Case #IRIS-2018 · Enterprise Platform Design · FICO
IRIS Design System
The goal: build a complete set of components covering every pattern in the existing style guide.
Using Bootstrap as the styling foundation, the goal wasn't to reinvent the wheel — it was to unify the wheels that already existed. ng-bootstrap, Hummingbird, and other component sources were married with the Angular CDK to establish consistent, reliable behaviors and interaction patterns across the platform.
Adoption required more than a library. The components needed a home — an Angular application built around engineer needs: comprehensive documentation, live examples running directly in StackBlitz, and a GitHub repository that allowed contributions, enhancements, and bug fixes through a curated review process. The open-source infrastructure underpinning Angular Material's documentation was an early reference point for what scale could look like.
As the product ecosystem expanded, teams increasingly worked independently when designing and building interfaces.
- Product teams relied on Axure RP to create wireframes, which were then handed off to visual designers to translate into final UI using the design system.
- Each product implemented its own UI patterns, resulting in inconsistent interactions and visual styles across the platform.

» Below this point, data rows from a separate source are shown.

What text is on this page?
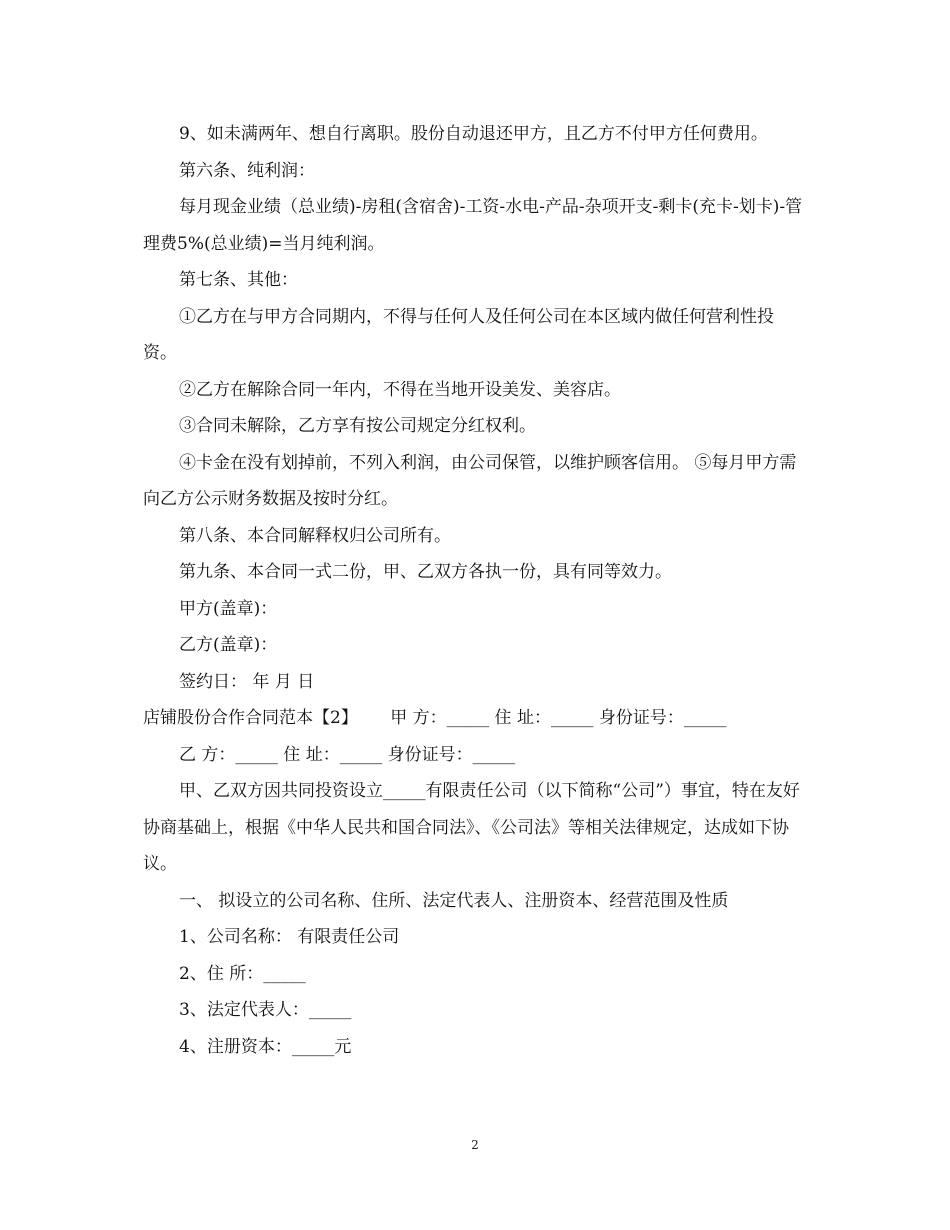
9、如未满两年、想自行离职。股份自动退还甲方，且乙方不付甲方任何费用。

第六条、纯利润：

每月现金业绩（总业绩)-房租(含宿舍)-工资-水电-产品-杂项开支-剩卡(充卡-划卡)-管理费5%(总业绩)=当月纯利润。

第七条、其他：

①乙方在与甲方合同期内，不得与任何人及任何公司在本区域内做任何营利性投资。

②乙方在解除合同一年内，不得在当地开设美发、美容店。

③合同未解除，乙方享有按公司规定分红权利。

④卡金在没有划掉前，不列入利润，由公司保管，以维护顾客信用。 ⑤每月甲方需向乙方公示财务数据及按时分红。

第八条、本合同解释权归公司所有。

第九条、本合同一式二份，甲、乙双方各执一份，具有同等效力。

甲方(盖章)：

乙方(盖章)：

签约日： 年 月 日

店铺股份合作合同范本【2】      甲 方：_____ 住 址：_____ 身份证号：_____

乙 方：_____ 住 址：_____ 身份证号：_____

甲、乙双方因共同投资设立_____有限责任公司（以下简称“公司”）事宜，特在友好协商基础上，根据《中华人民共和国合同法》、《公司法》等相关法律规定，达成如下协议。

一、 拟设立的公司名称、住所、法定代表人、注册资本、经营范围及性质

1、公司名称： 有限责任公司

2、住 所：_____

3、法定代表人：_____

4、注册资本：_____元

2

- Designers repeatedly recreated the same interface elements, while engineers implemented multiple variations of identical components.
- Without shared design foundations, engineers spent significant time designing and building components that already existed elsewhere.
- Accessibility requirements were inconsistently implemented across products, increasing compliance risk.
The product landscape before IRIS — inconsistent patterns, duplicated components, no shared language.
“The system doesn't replace judgment. It removes the cost of making obvious decisions over and over again.”— Design System Director, FICO
Design direction drew from systems that had already solved the readability problem at enterprise scale — Semantic-UI and Shopify's Polaris were touchstones. Component behavior and feature options would be controlled by parameters. Styling variations — for components that needed them — would be driven by CSS classnames and CSS variables, following an approach outlined in early exploration work by the team.
Every iteration responded to something real — a team struggling to adopt, an engineer recreating what already existed, a product shipping with the wrong spacing. The system evolved by listening, not by planning.
Fragmented implementations across products — same patterns, different executions.
IRIS delivered a scalable, unified design foundation across FICO platform—enabling consistency, faster delivery, and long-term product innovation. This was achieved through deep cross-functional collaboration, ensuring the system was adopted, trusted, and sustained over time.
In 2025, IRIS evolved into the FICO Design System, purpose-built to enable the next-generation platform.
Moving forward, the opportunities are clear: dark mode support, automated design token pipelines, expanded governance for team contributions. The foundation is strong enough to build on indefinitely.